US investment advisor Hennion & Walsh Asset Management has launched three funds of exchange traded funds, the SmartGrowth Lipper Funds, designed to help investors choose the right mix
US investment advisor Hennion & Walsh Asset Management has launched three funds of exchange traded funds, the SmartGrowth Lipper Funds, designed to help investors choose the right mix of ETFs from an ever-growing universe and avoid pitfalls such as selecting inferior, unproven or inappropriate ETFs and increasing risk through sector or security overlap.
Each fund possesses its own unique risk/reward profile from conservative to moderate to growth, and tracks an index of ETFs independently created by Lipper, the Reuters mutual fund research subsidiary. The funds are available for purchase directly by investors or through financial advisors, with an initial investment of USD1,000.
The trio of funds comprises the SmartGrowth ETF Lipper Optimal Conservative Index Fund, SmartGrowth ETF Lipper Optimal Moderate Index Fund and SmartGrowth ETF Lipper Optimal Growth Index Fund. Each fund closely tracks one of Lipper’s proprietary Optimal Target Risk Indices, which are composed of liquid ETFs selected from the available universe traded on US stock exchanges.
Individual ETFs are chosen from all broad-based, sector and industry-specific US equity, international equity, fixed income and commodity asset classes. Lipper determines the optimal ETF allocations for each index with the goal of maximising return and mitigating risk. The indexes are rebalanced by Lipper as necessary on a quarterly basis.
Hennion & Walsh Asset Management is the investment advisor to all three funds. The firm has an exclusive licensing arrangement under which Lipper independently oversees each of the underlying indices while Hennion & Walsh provides day-to-day management of the funds.
‘The exchange-traded fund marketplace has become overcrowded to a point of saturation, causing investors and advisors much confusion as to which to choose and how to best incorporate them into portfolios,’ says Kevin D. Mahn, Hennion & Walsh chief investment officer and portfolio manager for the three funds of ETFs.
‘Lipper’s disciplined process for identifying best of breed ETFs allows us to optimise the potential risk and return for each fund. Better still, each of these revolutionary, low cost asset allocation tools is packaged by us in the familiar, easy to understand and use mutual fund structure, helping investors better to navigate the burgeoning ETF landscape.’

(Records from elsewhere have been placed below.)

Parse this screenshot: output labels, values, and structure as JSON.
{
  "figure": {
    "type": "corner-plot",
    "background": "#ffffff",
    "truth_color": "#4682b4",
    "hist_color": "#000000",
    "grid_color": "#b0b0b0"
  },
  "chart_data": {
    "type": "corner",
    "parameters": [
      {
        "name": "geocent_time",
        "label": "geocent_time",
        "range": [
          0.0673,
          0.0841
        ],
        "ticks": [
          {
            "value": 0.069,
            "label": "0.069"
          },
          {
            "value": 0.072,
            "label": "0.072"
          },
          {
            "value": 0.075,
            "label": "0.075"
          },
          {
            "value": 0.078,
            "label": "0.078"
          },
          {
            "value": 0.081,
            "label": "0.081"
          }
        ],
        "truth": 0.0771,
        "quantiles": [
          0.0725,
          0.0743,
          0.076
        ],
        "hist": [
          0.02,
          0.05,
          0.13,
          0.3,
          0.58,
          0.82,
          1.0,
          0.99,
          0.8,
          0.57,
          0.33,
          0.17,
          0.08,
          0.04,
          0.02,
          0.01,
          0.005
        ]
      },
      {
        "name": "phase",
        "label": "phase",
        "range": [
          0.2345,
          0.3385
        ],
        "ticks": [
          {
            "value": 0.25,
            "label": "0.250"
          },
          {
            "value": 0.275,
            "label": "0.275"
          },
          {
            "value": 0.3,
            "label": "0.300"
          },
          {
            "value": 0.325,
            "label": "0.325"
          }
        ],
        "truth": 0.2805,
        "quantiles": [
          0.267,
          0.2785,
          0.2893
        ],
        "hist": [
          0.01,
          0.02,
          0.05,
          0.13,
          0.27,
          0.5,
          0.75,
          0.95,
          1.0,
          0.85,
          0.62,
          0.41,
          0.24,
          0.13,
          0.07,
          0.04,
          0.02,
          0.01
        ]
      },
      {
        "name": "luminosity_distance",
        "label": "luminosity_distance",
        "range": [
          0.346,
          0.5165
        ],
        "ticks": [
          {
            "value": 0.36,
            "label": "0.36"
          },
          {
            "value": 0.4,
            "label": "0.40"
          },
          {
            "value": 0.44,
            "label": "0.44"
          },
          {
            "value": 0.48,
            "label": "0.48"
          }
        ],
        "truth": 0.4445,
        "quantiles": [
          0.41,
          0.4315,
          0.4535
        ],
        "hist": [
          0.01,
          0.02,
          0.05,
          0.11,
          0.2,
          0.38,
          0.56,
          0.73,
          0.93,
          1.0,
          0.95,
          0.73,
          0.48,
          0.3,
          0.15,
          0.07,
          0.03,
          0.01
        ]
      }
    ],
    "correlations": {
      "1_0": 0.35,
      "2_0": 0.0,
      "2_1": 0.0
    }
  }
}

The SmartGrowth Lipper Funds are designed for use by investors and advisors as core portfolio investments that may be supplemented with satellite investments, or as satellite investments that complement or enhance core security holdings. The funds are also intended for use in retirement plans, including Individual Retirement Accounts.
‘Target date mutual funds can give investors a false sense of security, as they allocate assets according to a set-in-stone, predetermined formula that assumes that all investors retiring within the same time span have equal resources, goals and needs,’ said Bill Walsh, president of Hennion & Walsh. ‘By design, our new SmartGrowth Lipper Funds focus on target risk and aren’t constrained by artificial asset allocation limitations.’
Adds Rich Hennion, executive vice president of Hennion & Walsh: ‘Lipper’s quantitative, objective ETF selection and index construction process will redefine the rules for optimising the building of diversified investment portfolios.’
Based in Parsippany, New Jersey, Hennion & Walsh Asset Management is an affiliate of full-service broker/dealer Hennion & Walsh. Founded in 1990, the firm is a full-service securities firm specialising in municipal bonds, offering 13 proprietary unit investment trusts under the SmartTrust brand, as well as managed money portfolios to both individuals and retirement plans. At the end of last year the advisor had USD170m in assets under management.